Models come and go, data is forever

New models are released every week and we seem to have a revolution in model architecture about every 3 years. It can be exhausting to keep up, especially if your goal is to serve a customer need rather than conduct research. If you find yourself in this position, prioritizing training and evaluation data over modeling is a good strategy. Your labeled data will likely be compatible with any model that will come out. Even if the model doesn’t need to be trained, it’ll still be good to have an accurate evaluation dataset. By keeping your code as model-agnostic as possible you can ride the waves of new models coming out, reaping the performance improvements, with little model customization on your part. Just plug in the new model and combine it with your real treasure, the labeled data.


Chaudhary, Amit. 2020. “A Visual Survey of Data Augmentation in NLP.”
Gilardi, Fabrizio, Meysam Alizadeh, and Maël Kubli. 2023. “ChatGPT Outperforms Crowd Workers for Text-Annotation Tasks.” Proceedings of the National Academy of Sciences 120 (30): e2305016120.
Laurer, Moritz. 2024. “Synthetic Data: Save Money, Time and Carbon with Open Source.”
Qin, Chengwei, Aston Zhang, Zhuosheng Zhang, Jiaao Chen, Michihiro Yasunaga, and Diyi Yang. 2023. “Is ChatGPT a General-Purpose Natural Language Processing Task Solver?” arXiv Preprint arXiv:2302.06476.
Simmering, Paul F, and Paavo Huoviala. 2023. “Large Language Models for Aspect-Based Sentiment Analysis.” arXiv Preprint arXiv:2310.18025.
Törnberg, Petter. 2023. “Chatgpt-4 Outperforms Experts and Crowd Workers in Annotating Political Twitter Messages with Zero-Shot Learning.” arXiv Preprint arXiv:2304.06588.

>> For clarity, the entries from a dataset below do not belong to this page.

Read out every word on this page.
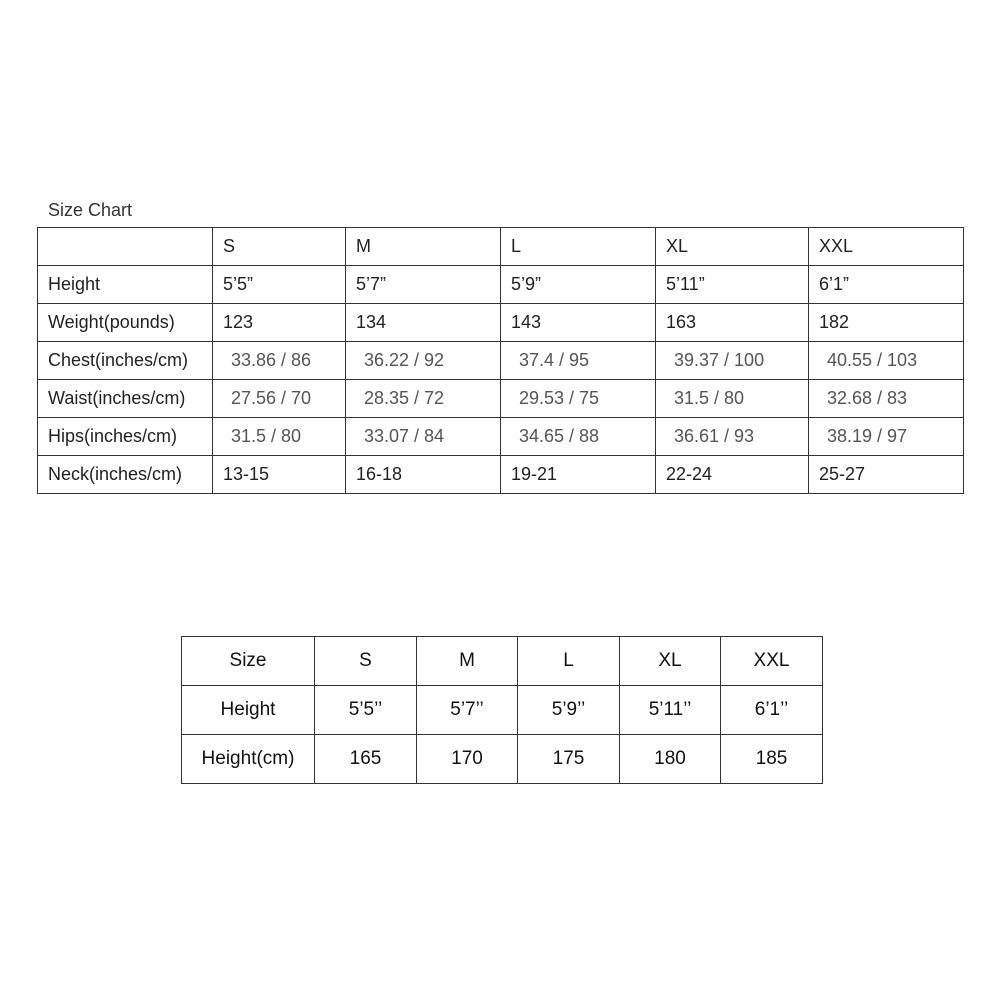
Size Chart
	S	M	L	XL	XXL
Height	5’5”	5’7”	5’9”	5’11”	6’1”
Weight(pounds)	123	134	143	163	182
Chest(inches/cm)	33.86 / 86	36.22 / 92	37.4 / 95	39.37 / 100	40.55 / 103
Waist(inches/cm)	27.56 / 70	28.35 / 72	29.53 / 75	31.5 / 80	32.68 / 83
Hips(inches/cm)	31.5 / 80	33.07 / 84	34.65 / 88	36.61 / 93	38.19 / 97
Neck(inches/cm)	13-15	16-18	19-21	22-24	25-27
Size	S	M	L	XL	XXL
Height	5’5’’	5’7’’	5’9’’	5’11’’	6’1’’
Height(cm)	165	170	175	180	185
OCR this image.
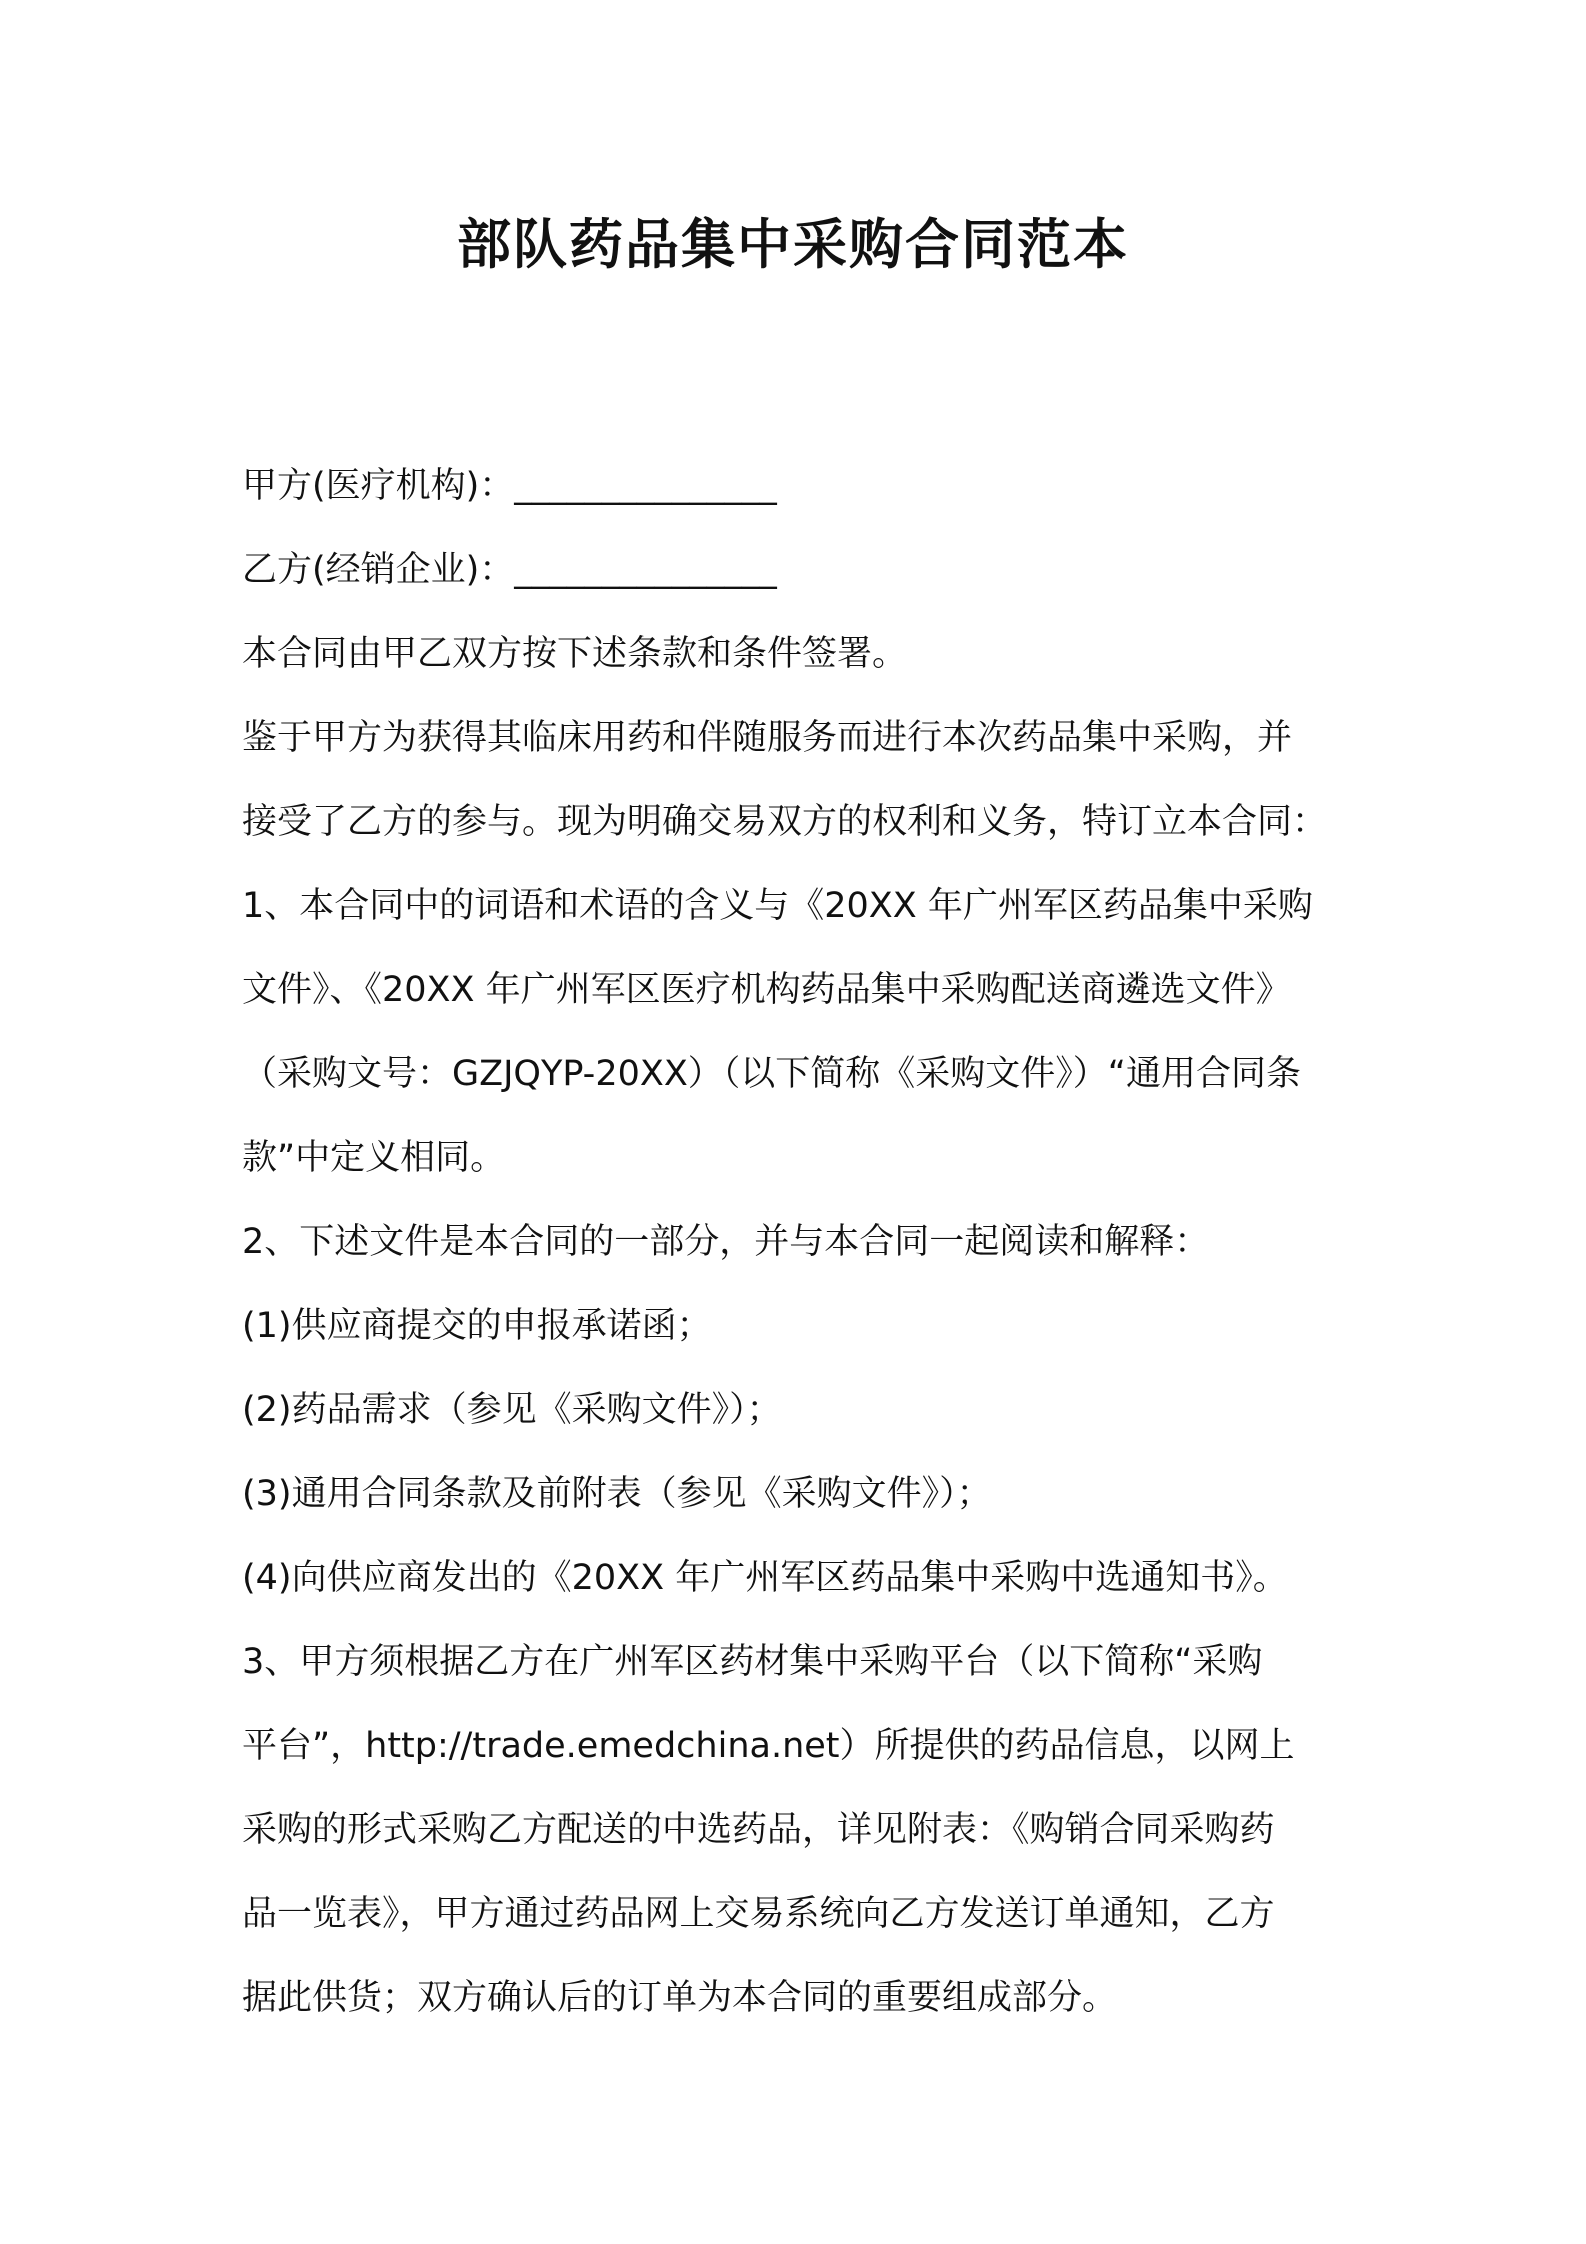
部队药品集中采购合同范本
甲方(医疗机构)：_______________
乙方(经销企业)：_______________
本合同由甲乙双方按下述条款和条件签署。
鉴于甲方为获得其临床用药和伴随服务而进行本次药品集中采购，并
接受了乙方的参与。现为明确交易双方的权利和义务，特订立本合同：
1、本合同中的词语和术语的含义与《20XX 年广州军区药品集中采购
文件》、《20XX 年广州军区医疗机构药品集中采购配送商遴选文件》
（采购文号：GZJQYP-20XX）（以下简称《采购文件》）“通用合同条
款”中定义相同。
2、下述文件是本合同的一部分，并与本合同一起阅读和解释：
(1)供应商提交的申报承诺函；
(2)药品需求（参见《采购文件》）；
(3)通用合同条款及前附表（参见《采购文件》）；
(4)向供应商发出的《20XX 年广州军区药品集中采购中选通知书》。
3、甲方须根据乙方在广州军区药材集中采购平台（以下简称“采购
平台”，http://trade.emedchina.net）所提供的药品信息，以网上
采购的形式采购乙方配送的中选药品，详见附表：《购销合同采购药
品一览表》，甲方通过药品网上交易系统向乙方发送订单通知，乙方
据此供货；双方确认后的订单为本合同的重要组成部分。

Wang, Shuhe, Xiaofei Sun, Xiaoya Li, Rongbin Ouyang, Fei Wu, Tianwei Zhang, Jiwei Li, and Guoyin Wang. 2023. “Gpt-Ner: Named Entity Recognition via Large Language Models.” arXiv Preprint arXiv:2304.10428.
Ziems, Caleb, Omar Shaikh, Zhehao Zhang, William Held, Jiaao Chen, and Diyi Yang. 2023. “Can Large Language Models Transform Computational Social Science?” Computational Linguistics, 1–53.